L’intelligence artificielle est déjà partout 

L’intelligence artificielle serait déjà utilisée par un grand nombre de salariés sans que cela n’entraîne une véritable mutation du travail. Une enquête officielle du Bureau du travail américain souligne que plus d’un dixième des employés travaillent déjà dans des entreprises utilisant l’intelligence artificielle sans que cela ait généré un surcroît de productivité. Pourtant, dans le même temps, un article d’Erik Brynjolfsson de l’Université de Stanford souligne que l’accès à un outil d’intelligence artificielle augmente le nombre de problèmes résolus chaque heure de 14 %. 

Les chercheurs devraient être plus efficaces grâce aux capacités de l’intelligence artificielle à tester des hypothèses. Celle-ci devrait permettre de réaliser des économies dans le domaine de la santé ou de l’agriculture en réduisant les coûts mais cela suppose que les professionnels sachent l’exploiter à sa mesure. L’intelligence artificielle ne pourra pas, en revanche, tout faire. Si elle peut aider à trouver des solutions, si elle peut alerter de malfaçons, elle ne pourra pas remplacer le plombier ou l’artisan dans les ateliers de LVMH. Elle facilitera le choix des meilleurs matériaux, des meilleures pièces. Elle permettra à l’agriculteur de réduire l’utilisation de l’eau et des intrants. Mais, pour avoir des effets réels, elle devra au préalable se généraliser et être bien comprise par un grand nombre d’actifs. 

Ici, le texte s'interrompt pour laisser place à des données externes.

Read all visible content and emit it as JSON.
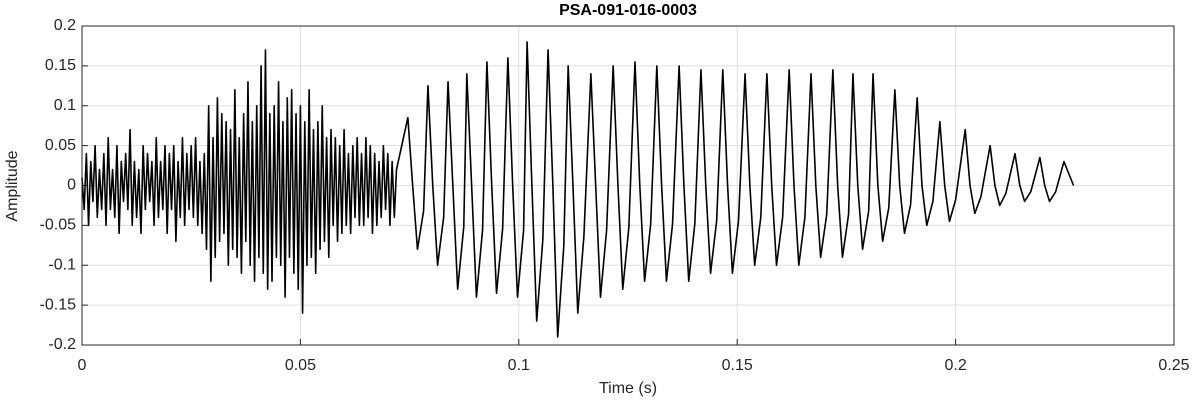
{
  "chart_data": {
    "type": "line",
    "title": "PSA-091-016-0003",
    "xlabel": "Time (s)",
    "ylabel": "Amplitude",
    "color": "#000000",
    "grid": true,
    "xlim": [
      0,
      0.25
    ],
    "xticks": [
      0,
      0.05,
      0.1,
      0.15,
      0.2,
      0.25
    ],
    "ylim": [
      -0.2,
      0.2
    ],
    "yticks": [
      -0.2,
      -0.15,
      -0.1,
      -0.05,
      0,
      0.05,
      0.1,
      0.15,
      0.2
    ],
    "x": [
      0,
      0.0005,
      0.001,
      0.0015,
      0.002,
      0.0025,
      0.003,
      0.0035,
      0.004,
      0.0045,
      0.005,
      0.0055,
      0.006,
      0.0065,
      0.007,
      0.0075,
      0.008,
      0.0085,
      0.009,
      0.0095,
      0.01,
      0.0105,
      0.011,
      0.0115,
      0.012,
      0.0125,
      0.013,
      0.0135,
      0.014,
      0.0145,
      0.015,
      0.0155,
      0.016,
      0.0165,
      0.017,
      0.0175,
      0.018,
      0.0185,
      0.019,
      0.0195,
      0.02,
      0.0205,
      0.021,
      0.0215,
      0.022,
      0.0225,
      0.023,
      0.0235,
      0.024,
      0.0245,
      0.025,
      0.0255,
      0.026,
      0.0265,
      0.027,
      0.0275,
      0.028,
      0.0285,
      0.029,
      0.0295,
      0.03,
      0.0305,
      0.031,
      0.0315,
      0.032,
      0.0325,
      0.033,
      0.0335,
      0.034,
      0.0345,
      0.035,
      0.0355,
      0.036,
      0.0365,
      0.037,
      0.0375,
      0.038,
      0.0385,
      0.039,
      0.0395,
      0.04,
      0.0405,
      0.041,
      0.0415,
      0.042,
      0.0425,
      0.043,
      0.0435,
      0.044,
      0.0445,
      0.045,
      0.0455,
      0.046,
      0.0465,
      0.047,
      0.0475,
      0.048,
      0.0485,
      0.049,
      0.0495,
      0.05,
      0.0505,
      0.051,
      0.0515,
      0.052,
      0.0525,
      0.053,
      0.0535,
      0.054,
      0.0545,
      0.055,
      0.0555,
      0.056,
      0.0565,
      0.057,
      0.0575,
      0.058,
      0.0585,
      0.059,
      0.0595,
      0.06,
      0.0605,
      0.061,
      0.0615,
      0.062,
      0.0625,
      0.063,
      0.0635,
      0.064,
      0.0645,
      0.065,
      0.0655,
      0.066,
      0.0665,
      0.067,
      0.0675,
      0.068,
      0.0685,
      0.069,
      0.0695,
      0.07,
      0.0705,
      0.071,
      0.0715,
      0.072,
      0.0746,
      0.0757,
      0.0768,
      0.0782,
      0.0792,
      0.0803,
      0.0814,
      0.0828,
      0.0838,
      0.0849,
      0.086,
      0.0874,
      0.0881,
      0.0892,
      0.0903,
      0.0917,
      0.0927,
      0.0938,
      0.0949,
      0.0963,
      0.0975,
      0.0986,
      0.0997,
      0.1011,
      0.1019,
      0.103,
      0.1041,
      0.1055,
      0.1067,
      0.1078,
      0.1089,
      0.1103,
      0.1113,
      0.1124,
      0.1135,
      0.1149,
      0.1165,
      0.1176,
      0.1187,
      0.1201,
      0.1216,
      0.1227,
      0.1238,
      0.1252,
      0.1266,
      0.1277,
      0.1288,
      0.1302,
      0.1316,
      0.1327,
      0.1338,
      0.1352,
      0.1367,
      0.1378,
      0.1389,
      0.1403,
      0.1417,
      0.1428,
      0.1439,
      0.1453,
      0.1467,
      0.1478,
      0.1489,
      0.1503,
      0.1518,
      0.1529,
      0.154,
      0.1554,
      0.1568,
      0.1579,
      0.159,
      0.1604,
      0.1619,
      0.163,
      0.1641,
      0.1655,
      0.1669,
      0.168,
      0.1691,
      0.1705,
      0.1719,
      0.173,
      0.1741,
      0.1755,
      0.1765,
      0.1776,
      0.1787,
      0.1801,
      0.1811,
      0.1822,
      0.1833,
      0.1847,
      0.1861,
      0.1872,
      0.1883,
      0.1897,
      0.1912,
      0.1923,
      0.1934,
      0.1948,
      0.1964,
      0.1975,
      0.1986,
      0.2,
      0.2022,
      0.2033,
      0.2044,
      0.2058,
      0.2079,
      0.209,
      0.2101,
      0.2115,
      0.2136,
      0.2147,
      0.2158,
      0.2172,
      0.2193,
      0.2204,
      0.2215,
      0.2229,
      0.2248,
      0.227
    ],
    "values": [
      0.01,
      -0.03,
      0.04,
      -0.05,
      0.03,
      -0.02,
      0.05,
      -0.04,
      0.02,
      -0.03,
      0.04,
      -0.05,
      0.06,
      -0.03,
      0.02,
      -0.04,
      0.05,
      -0.06,
      0.03,
      -0.02,
      0.04,
      -0.03,
      0.07,
      -0.05,
      0.03,
      -0.04,
      0.02,
      -0.06,
      0.05,
      -0.03,
      0.04,
      -0.02,
      0.03,
      -0.05,
      0.06,
      -0.04,
      0.03,
      -0.03,
      0.05,
      -0.06,
      0.04,
      -0.03,
      0.05,
      -0.07,
      0.03,
      -0.04,
      0.06,
      -0.05,
      0.04,
      -0.03,
      0.05,
      -0.04,
      0.06,
      -0.05,
      0.03,
      -0.06,
      0.04,
      -0.08,
      0.1,
      -0.12,
      0.06,
      -0.09,
      0.11,
      -0.07,
      0.09,
      -0.06,
      0.08,
      -0.1,
      0.07,
      -0.08,
      0.12,
      -0.09,
      0.06,
      -0.11,
      0.09,
      -0.07,
      0.13,
      -0.1,
      0.08,
      -0.12,
      0.1,
      -0.09,
      0.15,
      -0.11,
      0.17,
      -0.13,
      0.09,
      -0.12,
      0.1,
      -0.09,
      0.13,
      -0.1,
      0.08,
      -0.14,
      0.11,
      -0.09,
      0.12,
      -0.11,
      0.09,
      -0.13,
      0.1,
      -0.16,
      0.08,
      -0.1,
      0.12,
      -0.09,
      0.07,
      -0.11,
      0.08,
      -0.08,
      0.1,
      -0.07,
      0.06,
      -0.09,
      0.07,
      -0.05,
      0.06,
      -0.07,
      0.05,
      -0.06,
      0.07,
      -0.05,
      0.04,
      -0.06,
      0.05,
      -0.04,
      0.06,
      -0.05,
      0.04,
      -0.05,
      0.06,
      -0.04,
      0.05,
      -0.06,
      0.04,
      -0.05,
      0.03,
      -0.04,
      0.05,
      -0.03,
      0.04,
      -0.05,
      0.03,
      -0.04,
      0.02,
      0.085,
      0,
      -0.08,
      -0.032,
      0.125,
      0,
      -0.1,
      -0.04,
      0.13,
      0,
      -0.13,
      -0.052,
      0.14,
      0,
      -0.14,
      -0.056,
      0.155,
      0,
      -0.135,
      -0.054,
      0.16,
      0,
      -0.14,
      -0.056,
      0.18,
      0,
      -0.17,
      -0.068,
      0.17,
      0,
      -0.19,
      -0.076,
      0.15,
      0,
      -0.16,
      -0.064,
      0.14,
      0,
      -0.14,
      -0.056,
      0.15,
      0,
      -0.13,
      -0.052,
      0.155,
      0,
      -0.12,
      -0.048,
      0.15,
      0,
      -0.12,
      -0.048,
      0.15,
      0,
      -0.12,
      -0.048,
      0.145,
      0,
      -0.11,
      -0.044,
      0.145,
      0,
      -0.11,
      -0.044,
      0.14,
      0,
      -0.1,
      -0.04,
      0.14,
      0,
      -0.1,
      -0.04,
      0.145,
      0,
      -0.1,
      -0.04,
      0.14,
      0,
      -0.09,
      -0.036,
      0.145,
      0,
      -0.09,
      -0.036,
      0.14,
      0,
      -0.08,
      -0.032,
      0.14,
      0,
      -0.07,
      -0.028,
      0.12,
      0,
      -0.06,
      -0.024,
      0.11,
      0,
      -0.05,
      -0.02,
      0.08,
      0,
      -0.045,
      -0.018,
      0.07,
      0,
      -0.035,
      -0.014,
      0.05,
      0,
      -0.025,
      -0.01,
      0.04,
      0,
      -0.02,
      -0.008,
      0.035,
      0,
      -0.02,
      -0.008,
      0.03,
      0
    ]
  }
}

Les infrastructures devront être adaptées. Dans le bâtiment, le progrès technique se diffuse lentement. La domotique est une réalité depuis trente ans. Or, peu de logements en sont réellement équipés. Le parc de logements ne se renouvelle que lentement. Les professionnels du bâtiment rechignent à installer des équipements complexes qui ne sont, par ailleurs, pas toujours utilisés à 100 % de leurs capacités par les habitants.

L’intelligence artificielle est et sera sans nul doute exploitée à des fins peu recommandables. Des faux courriers, des faux appels réalisés par des chatbots risquent de se multiplier. La possibilité de réaliser des livres, des vidéos, des chansons ou des photos en quelques secondes ouvre le champ des possibles pour les escrocs de toute nature. Les spams seront plus difficiles à détecter. Les banques devront dépenser davantage pour prévenir les attaques et indemniser les victimes. 

Si l’intelligence artificielle permettra aux avocats de rédiger plus rapidement qu’aujourd’hui leurs rapports, elle offre de nouvelles sources de contentieux. Les enseignants et les éditeurs devront vérifier que tout ce qu’ils lisent n’a pas été composé par un chatbot. La société OpenAI a publié un programme qui permet de réaliser ces vérifications. Elle fournit ainsi une solution au problème qu’elle a créé… 

Il n’est pas certain que l’intelligence artificielle soit la révolution attendue, mais sans nul doute elle changera le quotidien des prochaines années.